L'attitude de la mobilisation est double. D'un côté, elle a entretenu des espoirs parfaitement vains, mais de l'autre, elle a attiré l'attention sur des cas douloureux. Probablement d'ailleurs que cela a conduit à la porte de sortie ménagée par la nouvelle législation sur l'asile.
PROPOS RECUEILLIS PAR MRZ


«C'EST LA DECHEANCE!»


La date fatidique approche pour les requérants d'asile déboutés. A partir du 1er janvier 2008, ils se verront retirer le droit à l'aide sociale, pour échouer à l'aide d'urgence. Leurs moyens d'existence seront réduits à la portion congrue: de quoi manger, un lit, mais le plus souvent pas d'argent de poche. Le changement s'annonce brutal, en particulier pour ceux qui vivent actuellement dans des appartements. Brigitte Zilocchi, médiatrice Eglise-réfugiés dans le canton de Vaud, ne cache pas son inquiétude: «Depuis 2004, lorsque les NEM ont été mis à l'aide d'urgence, les choses se dégradent terriblement. C'est le désespoir, le no future. Des gens qui avaient toujours été très droits commencent à se débrouiller comme ils peuvent... Certains vendent de la drogue, ils commencent vraiment à péter les plombs. Nous avons peur, c'est la déchéance.» Au Point d'appui, structure oecuménique d'aide aux migrants, une permanence sera ouverte pour les requérants déboutés, comme c'est déjà le cas pour les NEM.

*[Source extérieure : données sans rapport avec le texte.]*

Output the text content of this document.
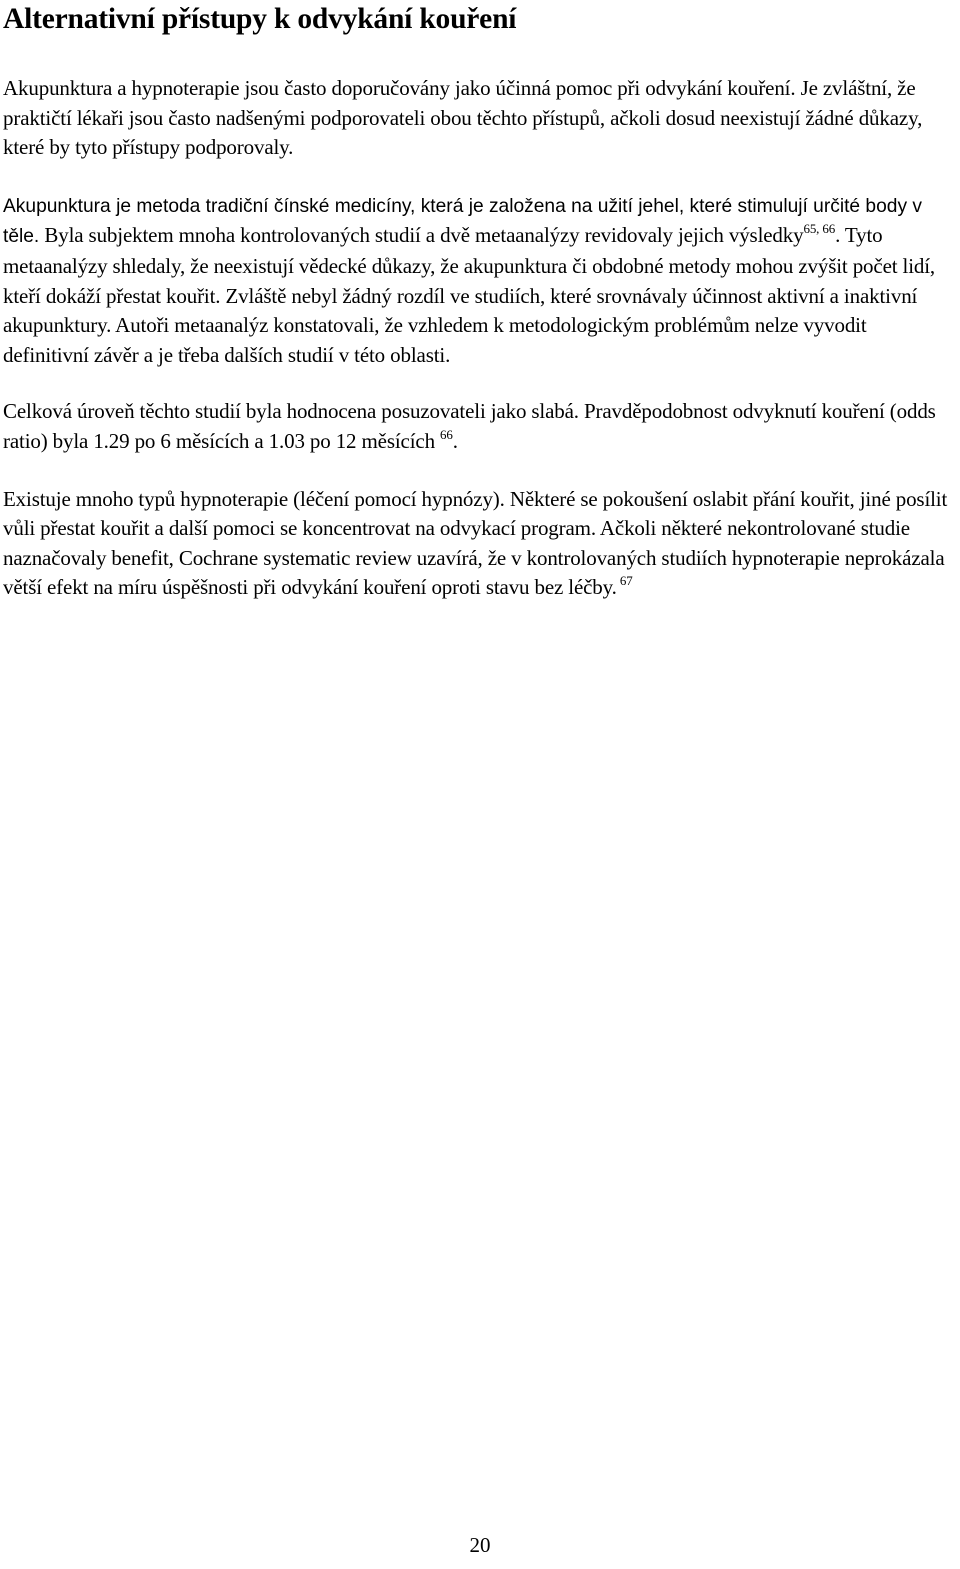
Alternativní přístupy k odvykání kouření

Akupunktura a hypnoterapie jsou často doporučovány jako účinná pomoc při odvykání kouření. Je zvláštní, že praktičtí lékaři jsou často nadšenými podporovateli obou těchto přístupů, ačkoli dosud neexistují žádné důkazy, které by tyto přístupy podporovaly.

Akupunktura je metoda tradiční čínské medicíny, která je založena na užití jehel, které stimulují určité body v těle. Byla subjektem mnoha kontrolovaných studií a dvě metaanalýzy revidovaly jejich výsledky$^{65, 66}$. Tyto metaanalýzy shledaly, že neexistují vědecké důkazy, že akupunktura či obdobné metody mohou zvýšit počet lidí, kteří dokáží přestat kouřit. Zvláště nebyl žádný rozdíl ve studiích, které srovnávaly účinnost aktivní a inaktivní akupunktury. Autoři metaanalýz konstatovali, že vzhledem k metodologickým problémům nelze vyvodit definitivní závěr a je třeba dalších studií v této oblasti.

Celková úroveň těchto studií byla hodnocena posuzovateli jako slabá. Pravděpodobnost odvyknutí kouření (odds ratio) byla 1.29 po 6 měsících a 1.03 po 12 měsících $^{66}$.

Existuje mnoho typů hypnoterapie (léčení pomocí hypnózy). Některé se pokoušení oslabit přání kouřit, jiné posílit vůli přestat kouřit a další pomoci se koncentrovat na odvykací program. Ačkoli některé nekontrolované studie naznačovaly benefit, Cochrane systematic review uzavírá, že v kontrolovaných studiích hypnoterapie neprokázala větší efekt na míru úspěšnosti při odvykání kouření oproti stavu bez léčby. $^{67}$

20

En cas de menace de renvois, les églises seront-elles à nouveau prêtes à ouvrir des refuges? «Cela dépendra des dossiers des personnes», répond Brigitte Zilocchi. Au Service d'aide juridique aux exilés, Chantal Varrin craint aussi que le recours aux mesures de contrainte ne s'intensifie: «Cela va être extrêmement dur.